FIG.03 — RECURSIVE TRANSACTION EXPLOIT
// OPEN INVITATION
The program is deployed. The weights are on-chain. The math checks out. Now we want to see what happens when multiple users run inference simultaneously on mainnet. How does the network handle it? What breaks first — the scheduler, the write locks, or the validators?
This isn't about breaking things for the sake of it. It's about understanding the real limits of on-chain computation. Every blockchain claims infinite scalability. Let's test that.
SCENARIO 1
Single User Inference
One wallet runs a full sentence generation. Observe how 191 transactions per token interact with the block scheduler and priority fee market.
SCENARIO 2
Concurrent Users
Multiple wallets generate simultaneously. Each user has independent state accounts, but they all compete for block space. The write-lock contention becomes the bottleneck.
SCENARIO 3
The Nash Equilibrium
What's the game-theoretic equilibrium? If inference costs ~0.001 SOL/token but consumes 3 blocks of compute, how does the priority fee market respond? At what point does it become economically irrational to continue?
// FOR THE TECHNICALLY CURIOUS
The biggest challenge wasn't deploying the model — it was fitting each operation within Solana's 1.4 million compute unit limit per transaction. A single 64x64 matrix multiplication in f32 costs ~700,000 CU in BPF bytecode. Each transformer layer requires Q, K, V, and O projections plus a 4x-wide FFN — that's 8 matrix multiplications per layer, per position.
We split each layer into 15 separate instructions: LN1, Q_PROJ, K_PROJ, ATTN, V_O_PROJ, LN2, and 4 FFN chunks (UP_A, UP_B, DOWN_A, DOWN_B) plus GELU activation. For a 4-token prompt through 8 layers, that's 480 transactions just for the prefill phase.

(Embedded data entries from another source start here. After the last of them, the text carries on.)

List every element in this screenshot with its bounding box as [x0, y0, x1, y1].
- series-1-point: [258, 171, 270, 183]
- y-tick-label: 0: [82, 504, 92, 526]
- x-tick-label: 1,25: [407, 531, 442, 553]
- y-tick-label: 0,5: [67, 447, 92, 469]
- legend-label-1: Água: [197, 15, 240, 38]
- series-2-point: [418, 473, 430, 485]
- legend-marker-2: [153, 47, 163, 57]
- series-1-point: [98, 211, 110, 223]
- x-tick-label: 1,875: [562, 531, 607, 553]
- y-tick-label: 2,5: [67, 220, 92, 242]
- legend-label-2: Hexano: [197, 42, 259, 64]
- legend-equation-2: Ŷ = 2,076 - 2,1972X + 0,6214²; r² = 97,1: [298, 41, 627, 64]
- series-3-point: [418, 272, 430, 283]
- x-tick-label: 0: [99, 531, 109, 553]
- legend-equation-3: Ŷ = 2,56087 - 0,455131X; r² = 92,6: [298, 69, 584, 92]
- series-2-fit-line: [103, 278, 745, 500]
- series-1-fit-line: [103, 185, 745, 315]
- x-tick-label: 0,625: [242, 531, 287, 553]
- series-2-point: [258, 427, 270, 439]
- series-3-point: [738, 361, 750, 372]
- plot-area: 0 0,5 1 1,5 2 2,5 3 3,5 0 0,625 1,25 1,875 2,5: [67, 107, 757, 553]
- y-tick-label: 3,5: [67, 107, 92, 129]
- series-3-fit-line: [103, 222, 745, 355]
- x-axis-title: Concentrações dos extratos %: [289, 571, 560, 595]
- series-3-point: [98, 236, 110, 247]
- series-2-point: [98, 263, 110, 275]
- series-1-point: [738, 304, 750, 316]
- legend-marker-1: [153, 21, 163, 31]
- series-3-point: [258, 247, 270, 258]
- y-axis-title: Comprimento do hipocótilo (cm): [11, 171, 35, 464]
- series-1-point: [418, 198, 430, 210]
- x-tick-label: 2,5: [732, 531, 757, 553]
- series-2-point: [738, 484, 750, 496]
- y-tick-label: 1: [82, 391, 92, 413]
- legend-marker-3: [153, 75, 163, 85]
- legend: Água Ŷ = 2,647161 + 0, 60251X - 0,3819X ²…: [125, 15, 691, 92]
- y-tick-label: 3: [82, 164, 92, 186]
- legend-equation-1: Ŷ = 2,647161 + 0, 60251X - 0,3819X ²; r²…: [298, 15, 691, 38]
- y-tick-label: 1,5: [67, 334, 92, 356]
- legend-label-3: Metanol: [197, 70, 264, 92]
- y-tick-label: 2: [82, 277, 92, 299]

// Per-token instruction breakdown
EMBED → 1 tx // token embedding lookup
LAYER x8 → 128 tx // 16 instructions per layer
OUTPUT_LN → 1 tx // final layer norm
COPY_HIDDEN → 1 tx // prepare for argmax
ARGMAX → 64 tx // 4 workers x 16 sub-chunks
MERGE → 1 tx // find best token
TOTAL: ~191 transactions per generated token
The quantization story is equally wild. INT8 quantization was too lossy for a 64-dimension model — cosine similarity between INT8 and f32 hidden states degraded to 0.287 by layer 8. We ended up with a hybrid approach: f16 embeddings, f32 transformer weights, and INT8 only for the output projection (lm_head). The model produces output that matches the HuggingFace reference token-for-token.
PER-USER STATE
141 KB
Each wallet gets its own state account with KV cache for context. Fully independent — your inference doesn't touch anyone else's.
RENT DEPOSIT
~1.01 SOL
Refundable when you close your session. The state account stores hidden states, KV cache across all 8 layers, and worker accounts.
CONTEXT LENGTH
32 TOKENS
Per-layer KV cache supports up to 32 positions. The model remembers your full conversation context for multi-turn generation.
> READY TO STRESS TEST?_
Everything — the Solana program, the model conversion scripts, the generation client, the multi-user architecture — is available for anyone to deploy, test, and push to mainnet.
// MAINNET LAUNCH FUNDLIVE
VERIFY ON-CHAIN →89VB5UmvopuCFmp5Mf8YPX28fGvvqn79afCgouQuPyhY
// DISCLAIMER
Honest disclaimer: I have no idea if this actually works on mainnet. It probably shouldn't. We're talking about running a neural network on a blockchain — that's not what blockchains are for. If it works, incredible. If it doesn't, thank you for participating in the experiment. This is not financial advice. The token exists solely to fund deployment costs. No promises, no guarantees, no refunds. Just vibes, math, and an unreasonable number of transactions.